Des images détectées uniquement en cas de partage
Autre limite : les images pédopornographiques sont souvent stockées sur des plates-formes d’hébergement comme Google Drive, Dropbox, Microsoft OneDrive ou Azure. Or ces entreprises n’analysent pas par défaut les fichiers hébergés afin de détecter de potentielles images pédopornographiques – elles ne le font que lorsque le document est partagé, explique le New York Times. Ce qu’ont bien compris certains pédophiles, qui, plutôt que de partager les images hébergées sur ces services, diffusent les codes d’accès à leur compte. Quant à Amazon et Apple, ils ne recherchent jamais ces contenus sur leurs plates-formes d’hébergement, écrit le New York Times.
Amazon, Microsoft et Dropbox ont répondu qu’ils n’analysaient pas tous les contenus hebergés sur leurs serveurs afin de respecter la vie privée de leurs utilisateurs. Apple a refusé de donner plus de précisions sur la détection des contenus pédopornographiques, arguant que ces informations pourraient avantager les criminels.
La problématique de la détection automatique des contenus répréhensibles se heurte en effet à celle de la protection des données personnelles. La question se pose aussi sur les services de messagerie, de plus en plus nombreux à être chiffrés, à l’instar de WhatsApp ou iMessage d’Apple. Les messages transitant par ces logiciels ne sont lisibles que par l’émetteur et leur récepteur du message. Ils sont indéchiffrables pour les autres, y compris par les entreprises possédant la messagerie. Ces mesures se sont développées après les révélations d’Edward Snowden en 2013 sur l’ampleur de la surveillance américaine sur les échanges numériques. Une façon de protéger les utilisateurs, quelles que soient leurs intentions.
Le New York Times s’inquiète d’ailleurs de la volonté de Facebook de chiffrer son service Messenger, « la principale source d’imagerie » pédopornographique de la plate-forme, note le journal. Qui souligne d’ailleurs que plus grand réseau social au monde analyse « minutieusement » sa plate-forme pour détecter ce type de contenus, et est à l’origine de « 90 % des images détectées l’an dernier par les entreprises de la tech ».
De la pédopornographie sur Bing
Le New York Times s’est aussi intéressé aux résultats des moteurs de recherche, et a découvert que Bing, qui appartient à Microsoft, donnait accès à des images pédopornographiques en réponse à certains mots-clés. Certaines étaient même présentes dans la base de données de PhotoDNA. Si les images ne s’affichaient pas directement dans le moteur de recherche, leur adresse apparaissait, permettant d’y accéder facilement. Et ce quelques mois seulement après la publication d’une enquête du site spécialisé TechCrunch révélant ce type de manquement.
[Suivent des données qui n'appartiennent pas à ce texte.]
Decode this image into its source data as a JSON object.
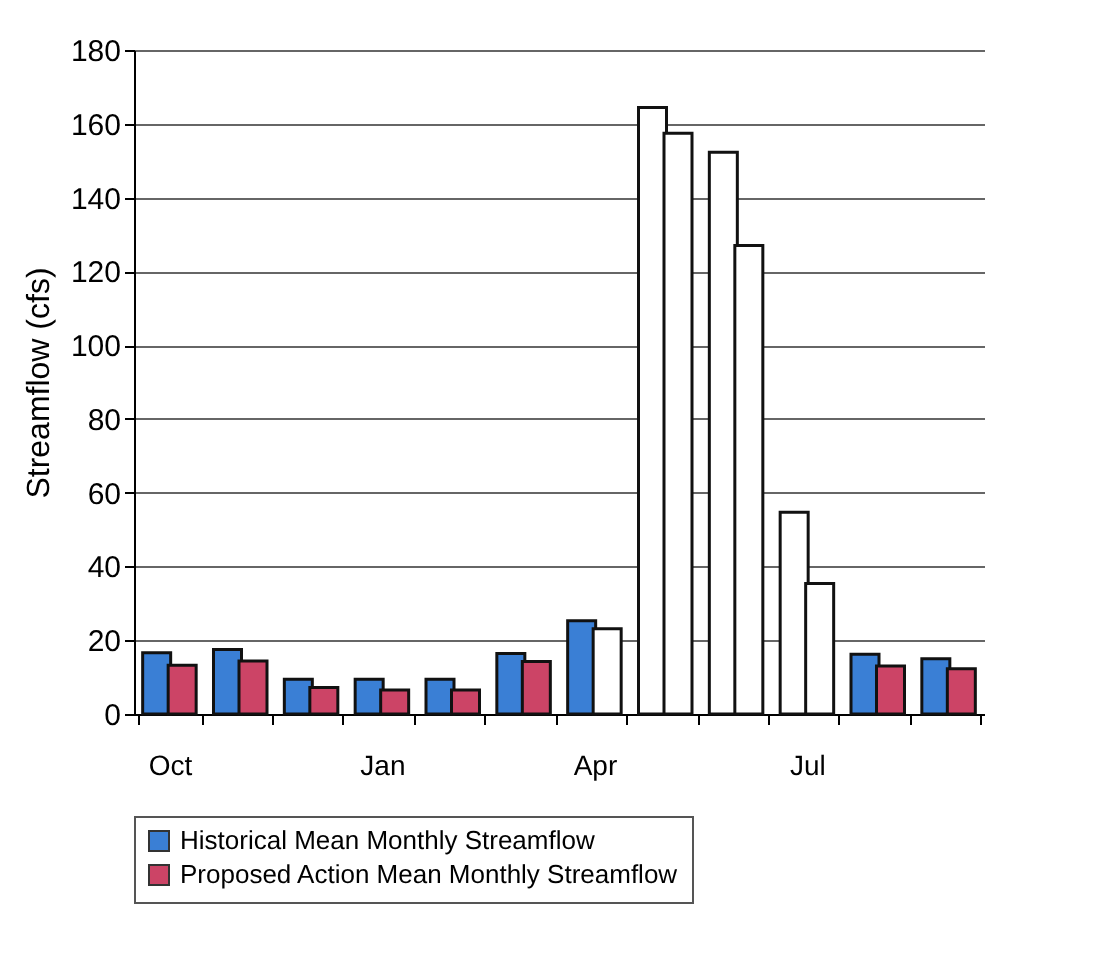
{
  "chart_data": {
    "type": "bar",
    "ylabel": "Streamflow  (cfs)",
    "categories": [
      "Oct",
      null,
      null,
      "Jan",
      null,
      null,
      "Apr",
      null,
      null,
      "Jul",
      null,
      null
    ],
    "series": [
      {
        "name": "Historical Mean Monthly Streamflow",
        "color": "#3a7fd5",
        "colors": [
          "#3a7fd5",
          "#3a7fd5",
          "#3a7fd5",
          "#3a7fd5",
          "#3a7fd5",
          "#3a7fd5",
          "#3a7fd5",
          "#ffffff",
          "#ffffff",
          "#ffffff",
          "#3a7fd5",
          "#3a7fd5"
        ],
        "values": [
          16.6,
          17.5,
          9.4,
          9.4,
          9.4,
          16.4,
          25.3,
          164.4,
          152.3,
          54.7,
          16.2,
          15
        ]
      },
      {
        "name": "Proposed Action Mean Monthly Streamflow",
        "color": "#cc4466",
        "colors": [
          "#cc4466",
          "#cc4466",
          "#cc4466",
          "#cc4466",
          "#cc4466",
          "#cc4466",
          "#ffffff",
          "#ffffff",
          "#ffffff",
          "#ffffff",
          "#cc4466",
          "#cc4466"
        ],
        "values": [
          13.2,
          14.4,
          7.2,
          6.5,
          6.5,
          14.2,
          23.1,
          157.4,
          127,
          35.4,
          13,
          12.3
        ]
      }
    ],
    "ylim": [
      0,
      180
    ],
    "yticks": [
      0,
      20,
      40,
      60,
      80,
      100,
      120,
      140,
      160,
      180
    ],
    "grid": "y",
    "legend": "bottom"
  }
}
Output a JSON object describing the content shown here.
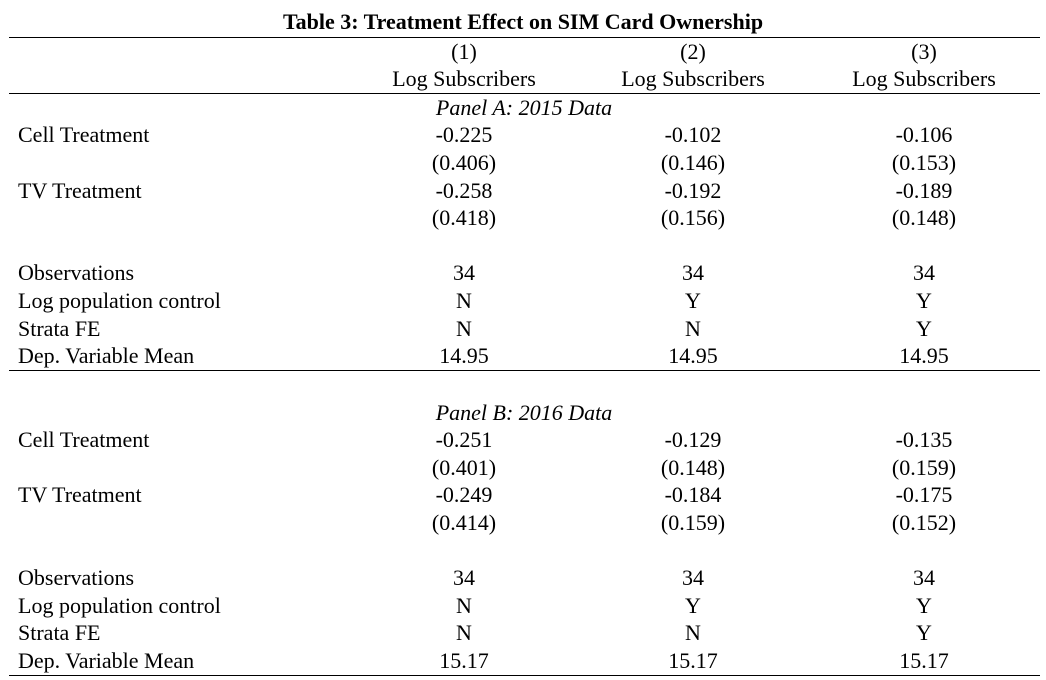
{
  "table": {
    "title": "Table 3: Treatment Effect on SIM Card Ownership",
    "col_numbers": [
      "(1)",
      "(2)",
      "(3)"
    ],
    "col_labels": [
      "Log Subscribers",
      "Log Subscribers",
      "Log Subscribers"
    ],
    "panel_a": {
      "title": "Panel A:  2015 Data",
      "rows": [
        {
          "label": "Cell Treatment",
          "values": [
            "-0.225",
            "-0.102",
            "-0.106"
          ]
        },
        {
          "label": "",
          "values": [
            "(0.406)",
            "(0.146)",
            "(0.153)"
          ]
        },
        {
          "label": "TV Treatment",
          "values": [
            "-0.258",
            "-0.192",
            "-0.189"
          ]
        },
        {
          "label": "",
          "values": [
            "(0.418)",
            "(0.156)",
            "(0.148)"
          ]
        },
        {
          "label": "Observations",
          "values": [
            "34",
            "34",
            "34"
          ]
        },
        {
          "label": "Log population control",
          "values": [
            "N",
            "Y",
            "Y"
          ]
        },
        {
          "label": "Strata FE",
          "values": [
            "N",
            "N",
            "Y"
          ]
        },
        {
          "label": "Dep. Variable Mean",
          "values": [
            "14.95",
            "14.95",
            "14.95"
          ]
        }
      ]
    },
    "panel_b": {
      "title": "Panel B:  2016 Data",
      "rows": [
        {
          "label": "Cell Treatment",
          "values": [
            "-0.251",
            "-0.129",
            "-0.135"
          ]
        },
        {
          "label": "",
          "values": [
            "(0.401)",
            "(0.148)",
            "(0.159)"
          ]
        },
        {
          "label": "TV Treatment",
          "values": [
            "-0.249",
            "-0.184",
            "-0.175"
          ]
        },
        {
          "label": "",
          "values": [
            "(0.414)",
            "(0.159)",
            "(0.152)"
          ]
        },
        {
          "label": "Observations",
          "values": [
            "34",
            "34",
            "34"
          ]
        },
        {
          "label": "Log population control",
          "values": [
            "N",
            "Y",
            "Y"
          ]
        },
        {
          "label": "Strata FE",
          "values": [
            "N",
            "N",
            "Y"
          ]
        },
        {
          "label": "Dep. Variable Mean",
          "values": [
            "15.17",
            "15.17",
            "15.17"
          ]
        }
      ]
    }
  }
}
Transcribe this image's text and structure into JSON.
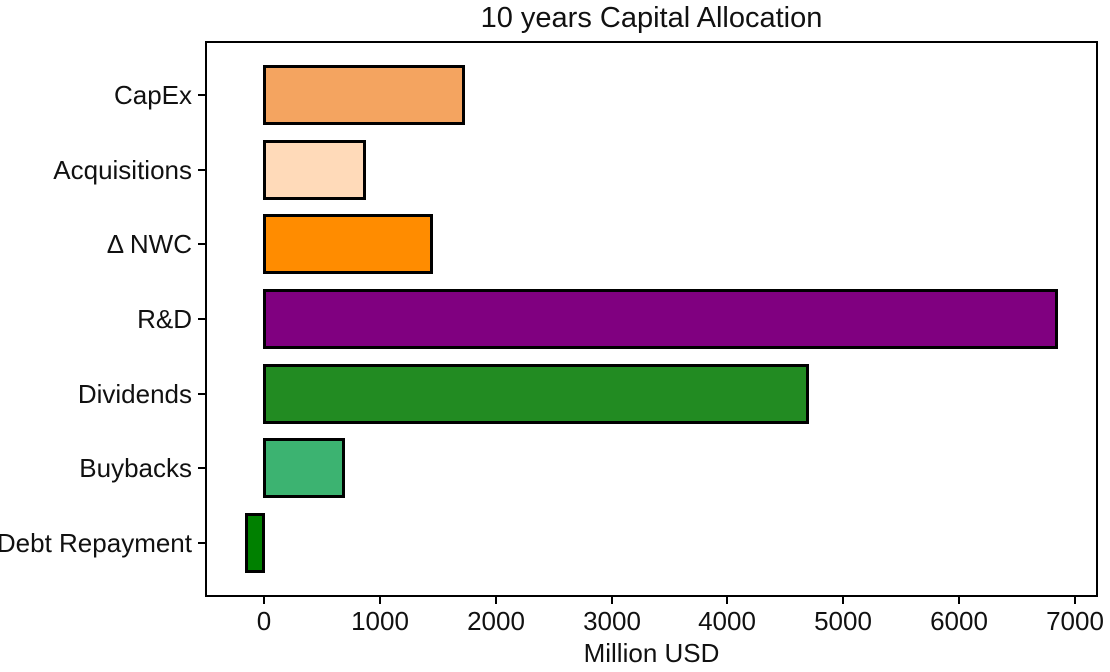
{
  "figure": {
    "background": "#ffffff",
    "text_color": "#111111",
    "spine_color": "#000000"
  },
  "chart_data": {
    "type": "bar",
    "orientation": "horizontal",
    "title": "10 years Capital Allocation",
    "xlabel": "Million USD",
    "ylabel": "",
    "categories": [
      "CapEx",
      "Acquisitions",
      "Δ NWC",
      "R&D",
      "Dividends",
      "Buybacks",
      "Debt Repayment"
    ],
    "values": [
      1730,
      870,
      1450,
      6850,
      4700,
      690,
      -160
    ],
    "bar_colors": [
      "#F4A460",
      "#FFDAB9",
      "#FF8C00",
      "#800080",
      "#228B22",
      "#3CB371",
      "#008000"
    ],
    "bar_edge_color": "#000000",
    "x_ticks": [
      0,
      1000,
      2000,
      3000,
      4000,
      5000,
      6000,
      7000
    ],
    "xlim": [
      -510,
      7200
    ],
    "grid": false,
    "legend": false
  }
}
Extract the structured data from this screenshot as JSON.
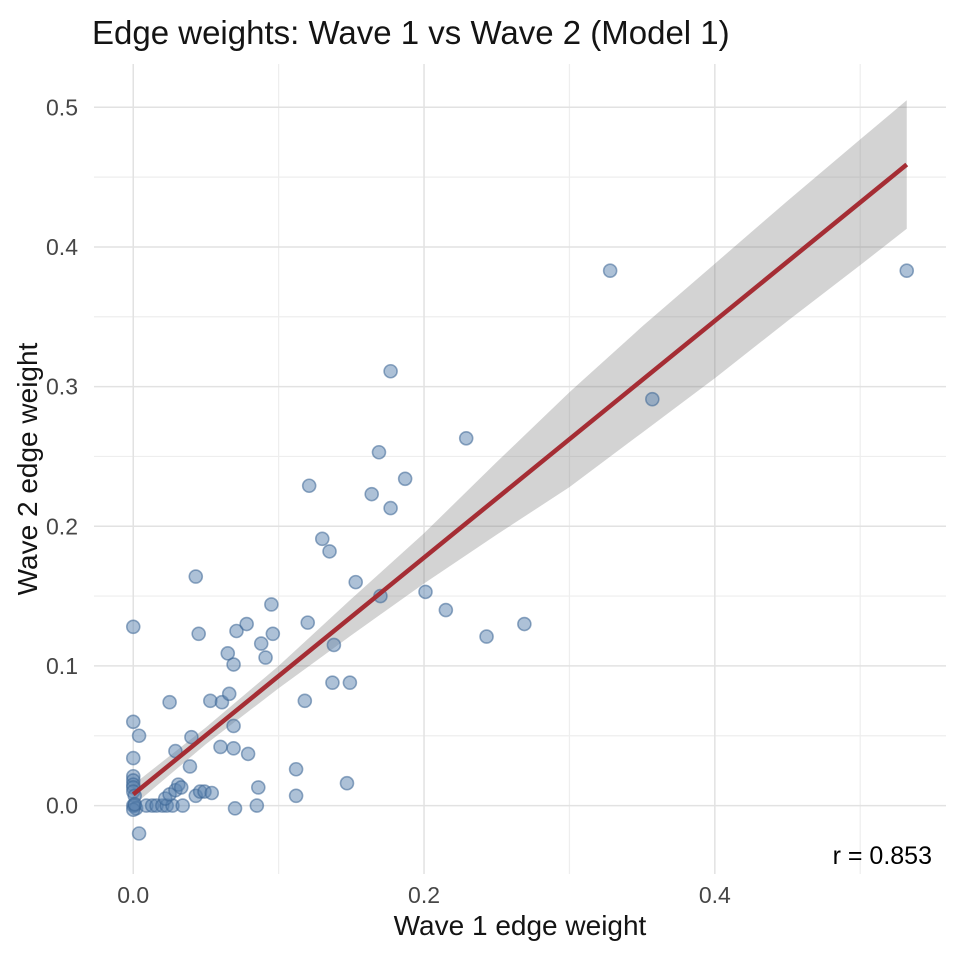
{
  "chart_data": {
    "type": "scatter",
    "title": "Edge weights: Wave 1 vs Wave 2 (Model 1)",
    "xlabel": "Wave 1 edge weight",
    "ylabel": "Wave 2 edge weight",
    "annotation": {
      "text": "r = 0.853",
      "position": "bottom-right"
    },
    "legend": false,
    "grid": true,
    "xlim": [
      -0.027,
      0.559
    ],
    "ylim": [
      -0.049,
      0.531
    ],
    "x_tick_values": [
      0.0,
      0.2,
      0.4
    ],
    "x_tick_labels": [
      "0.0",
      "0.2",
      "0.4"
    ],
    "y_tick_values": [
      0.0,
      0.1,
      0.2,
      0.3,
      0.4,
      0.5
    ],
    "y_tick_labels": [
      "0.0",
      "0.1",
      "0.2",
      "0.3",
      "0.4",
      "0.5"
    ],
    "x_minor_values": [
      0.1,
      0.3,
      0.5
    ],
    "y_minor_values": [
      0.05,
      0.15,
      0.25,
      0.35,
      0.45
    ],
    "points": [
      [
        0.0,
        0.128
      ],
      [
        0.0,
        0.06
      ],
      [
        0.004,
        0.05
      ],
      [
        0.0,
        0.034
      ],
      [
        0.0,
        0.021
      ],
      [
        0.0,
        0.018
      ],
      [
        0.0,
        0.015
      ],
      [
        0.0,
        0.013
      ],
      [
        0.0,
        0.01
      ],
      [
        0.001,
        0.007
      ],
      [
        0.0,
        0.0
      ],
      [
        0.001,
        0.0
      ],
      [
        0.002,
        -0.002
      ],
      [
        0.0,
        -0.003
      ],
      [
        0.001,
        0.001
      ],
      [
        0.004,
        -0.02
      ],
      [
        0.009,
        0.0
      ],
      [
        0.013,
        0.0
      ],
      [
        0.016,
        0.0
      ],
      [
        0.02,
        0.0
      ],
      [
        0.023,
        0.0
      ],
      [
        0.027,
        0.0
      ],
      [
        0.034,
        0.0
      ],
      [
        0.07,
        -0.002
      ],
      [
        0.085,
        0.0
      ],
      [
        0.022,
        0.005
      ],
      [
        0.025,
        0.008
      ],
      [
        0.029,
        0.011
      ],
      [
        0.031,
        0.015
      ],
      [
        0.033,
        0.013
      ],
      [
        0.043,
        0.007
      ],
      [
        0.046,
        0.01
      ],
      [
        0.049,
        0.01
      ],
      [
        0.054,
        0.009
      ],
      [
        0.029,
        0.039
      ],
      [
        0.039,
        0.028
      ],
      [
        0.04,
        0.049
      ],
      [
        0.06,
        0.042
      ],
      [
        0.069,
        0.041
      ],
      [
        0.079,
        0.037
      ],
      [
        0.086,
        0.013
      ],
      [
        0.112,
        0.007
      ],
      [
        0.112,
        0.026
      ],
      [
        0.147,
        0.016
      ],
      [
        0.025,
        0.074
      ],
      [
        0.053,
        0.075
      ],
      [
        0.061,
        0.074
      ],
      [
        0.066,
        0.08
      ],
      [
        0.069,
        0.057
      ],
      [
        0.069,
        0.101
      ],
      [
        0.091,
        0.106
      ],
      [
        0.065,
        0.109
      ],
      [
        0.088,
        0.116
      ],
      [
        0.118,
        0.075
      ],
      [
        0.137,
        0.088
      ],
      [
        0.149,
        0.088
      ],
      [
        0.138,
        0.115
      ],
      [
        0.12,
        0.131
      ],
      [
        0.095,
        0.144
      ],
      [
        0.096,
        0.123
      ],
      [
        0.071,
        0.125
      ],
      [
        0.078,
        0.13
      ],
      [
        0.045,
        0.123
      ],
      [
        0.043,
        0.164
      ],
      [
        0.121,
        0.229
      ],
      [
        0.13,
        0.191
      ],
      [
        0.135,
        0.182
      ],
      [
        0.153,
        0.16
      ],
      [
        0.17,
        0.15
      ],
      [
        0.164,
        0.223
      ],
      [
        0.169,
        0.253
      ],
      [
        0.177,
        0.213
      ],
      [
        0.187,
        0.234
      ],
      [
        0.177,
        0.311
      ],
      [
        0.201,
        0.153
      ],
      [
        0.215,
        0.14
      ],
      [
        0.243,
        0.121
      ],
      [
        0.269,
        0.13
      ],
      [
        0.229,
        0.263
      ],
      [
        0.328,
        0.383
      ],
      [
        0.357,
        0.291
      ],
      [
        0.532,
        0.383
      ]
    ],
    "regression_line": {
      "x": [
        0.0,
        0.532
      ],
      "y": [
        0.008,
        0.459
      ]
    },
    "ci_band": {
      "x": [
        0.0,
        0.05,
        0.1,
        0.15,
        0.2,
        0.25,
        0.3,
        0.35,
        0.4,
        0.45,
        0.5,
        0.532
      ],
      "upper": [
        0.015,
        0.056,
        0.1,
        0.148,
        0.195,
        0.246,
        0.296,
        0.343,
        0.388,
        0.433,
        0.477,
        0.505
      ],
      "lower": [
        0.0,
        0.044,
        0.084,
        0.122,
        0.159,
        0.194,
        0.228,
        0.267,
        0.306,
        0.347,
        0.387,
        0.413
      ]
    },
    "colors": {
      "point_fill": "#5c84b0",
      "point_stroke": "#3a6494",
      "line": "#a52d34",
      "band": "#6e6e6e",
      "grid_major": "#e2e2e2",
      "grid_minor": "#eeeeee",
      "tick_text": "#464646",
      "title_text": "#141414"
    }
  }
}
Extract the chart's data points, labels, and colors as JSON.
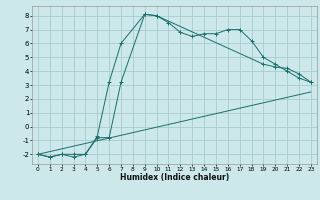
{
  "title": "",
  "xlabel": "Humidex (Indice chaleur)",
  "bg_color": "#cce8ea",
  "grid_color": "#aacccc",
  "line_color": "#1a6e6a",
  "xlim": [
    -0.5,
    23.5
  ],
  "ylim": [
    -2.7,
    8.7
  ],
  "yticks": [
    -2,
    -1,
    0,
    1,
    2,
    3,
    4,
    5,
    6,
    7,
    8
  ],
  "xticks": [
    0,
    1,
    2,
    3,
    4,
    5,
    6,
    7,
    8,
    9,
    10,
    11,
    12,
    13,
    14,
    15,
    16,
    17,
    18,
    19,
    20,
    21,
    22,
    23
  ],
  "line1_x": [
    0,
    1,
    2,
    3,
    4,
    5,
    6,
    7,
    9,
    10,
    11,
    12,
    13,
    14,
    15,
    16,
    17,
    18,
    19,
    20,
    21,
    22,
    23
  ],
  "line1_y": [
    -2,
    -2.2,
    -2,
    -2,
    -2,
    -0.7,
    3.2,
    6.0,
    8.1,
    8.0,
    7.5,
    6.8,
    6.5,
    6.7,
    6.7,
    7.0,
    7.0,
    6.2,
    5.0,
    4.5,
    4.0,
    3.5,
    3.2
  ],
  "line2_x": [
    0,
    1,
    2,
    3,
    4,
    5,
    6,
    7,
    9,
    10,
    19,
    20,
    21,
    22,
    23
  ],
  "line2_y": [
    -2,
    -2.2,
    -2,
    -2.2,
    -2,
    -0.8,
    -0.8,
    3.2,
    8.1,
    8.0,
    4.5,
    4.3,
    4.2,
    3.8,
    3.2
  ],
  "line3_x": [
    0,
    23
  ],
  "line3_y": [
    -2,
    2.5
  ]
}
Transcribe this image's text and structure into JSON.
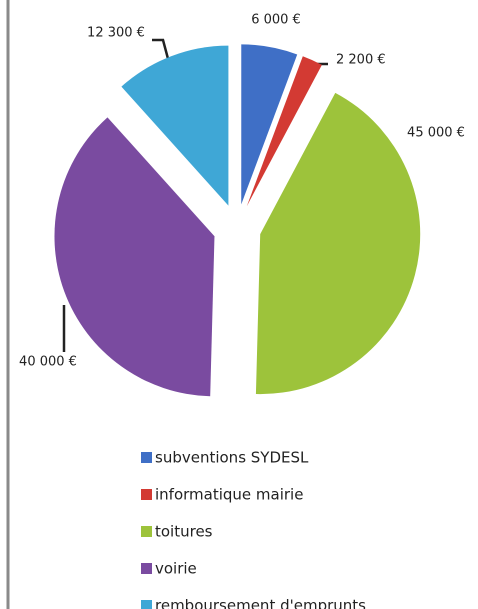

Même constat sur Yahoo! et DuckDuckGo, et pour cause : ces deux moteurs de recherche se fondent sur la technologie de Bing. « Nous avons trouvé et réglé quelques problèmes dans nos algorithmes de détection des images illégales », a répondu un porte-parole de Microsoft au New York Times.
Le journal n’a repéré aucun cas de ce genre sur Google, mais précise que le Centre canadien de protection de l’enfance en a, lui, détecté quelques-uns. « Et que l’entreprise a parfois refusé de les retirer », avant de s’exécuter en réponse aux questions des journalistes.
Mais l’un des grands manquements en matière de détection de la pédopornographie concerne les vidéos. Celles-ci ne sont pas détectables par PhotoDNA, et il n’existe pas d’équivalent servant de standard à l’industrie. « Plusieurs plates-formes majeures – comme AOL, Snapchat et Yahoo! – n’analysent même pas les vidéos », affirme le New York Times. Certaines entreprises ont développé, ou travaillent au développement d’une technologie de détection. Comme Google et Facebook, qui ont chacune créé leur propre système, « mais les deux entreprises ne peuvent pas partager leurs informations car les empreintes générées par chacune de ces technologies ne sont pas compatibles ».
Et c’est sans compter une autre pratique qui tend à se répandre parmi les pédophiles : la diffusion de vidéos en direct, que les plates-formes peinent à détecter efficacement. Comme l’avait à nouveau montré Facebook, en laissant l’auteur de l’attentat des mosquées de Christchurch, en Nouvelle-Zélande, tuer en direct 51 personnes.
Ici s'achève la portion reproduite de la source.